In a world of collecting activity logs and audit logs, starting off with a lean solution will usually work for the first 5 customers, but when your application grows, you’ll find yourself facing scaling issues which can affect your entire application cluster and cause DOS on specific cases.

Implementing an infrastructure for logs collection can be even more challenging as you are required to expose an endpoint for collecting logs from other applications where your service becomes the critical infrastructure and needs to maintain High Availability

The lean method

Building a simple service REST api for collecting audit logs should be rather simple, right?

Exposing an endpoint, validating the input params and saving the data to the database.

While this method is extremely easy to implement, it leaves the solution vulnerable:

  1. What happens when the DB is under migration? Write is blocked
  2. What happens if the service fails? Logs are lost
  3. And how do we meet scale? Bursts of data?

Controlling the scale via queue

One of the most popular methods to control scale and to reduce the DB migration issues is by adding a queue in the middle. This allows us to be able to scale pods (in case of k8s) or lambdas (in case of serverless) when load increase

Now we are talking… 😁

Even if our DB is going through some kind of migration process the data is stored on the queue and waiting for it, meaning we are not losing data. Furthermore, even if the consumer is under deployment / disconnected, data is still stored on the queue safely waiting for it to return.

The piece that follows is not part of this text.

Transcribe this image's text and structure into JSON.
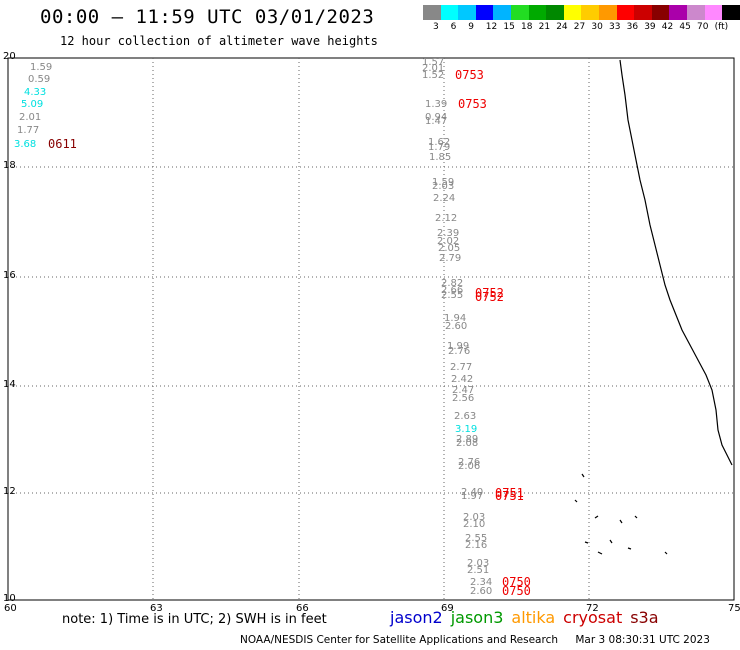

Now bare with me. We are almost there and this solution can take care of scaling up and down. However, there is still the issue of our API. It continues to be the single point of failure of the solution, meaning that if it fails, the errors will be returned to our customers leaving them with a solution that can, and will, break.

Eliminating the API gateway bottleneck

As mentioned we are left with an issue of API gateway bottleneck. Assuming we have really scaled our service and are now collecting Thousands upon tens of Thousands of logs every second, our API gateway is left vulnerable and we are constantly increasing its scale…

Wait… Let’s try to remember what the day to day responsibilities are of any API gateway:

  1. Check authentication
  2. Check authorization
  3. Proxy the request

This means that we have to “pay” the price for each log request (which normally will come from the same customer), leaving it extremely busy…

Another popular method is to leave the API gateway to process REST calls, while moving your services to use external digestion services (such as Amazon Kinesis, Azure Event Hubs or GCP Pub/Sub)

In these cases, a dedicated service will provide each of the authenticated applications with private access tokens to the digestion service, while the consumers get the data from the digestion service itself thereby reducing the load and friction from the API gateway. This type of solution will look something like this:

This gives us the following pros:

  1. Our API gateway is not a bottleneck any more
  2. We rely on the HA our public cloud provider (AWS / Azure / GCP) to shift the load
  3. The consumer remains unchanged

But adds a bit of overhead:

  1. We need to sign the request on the SDK (application) side in order to verify the incoming source
  2. We need to deal with another authenticated service that distributes keys and maintains them

Now we are able to digest thousands and tens of thousands of logs per second, while leaving our API gateway focused on low rate REST calls.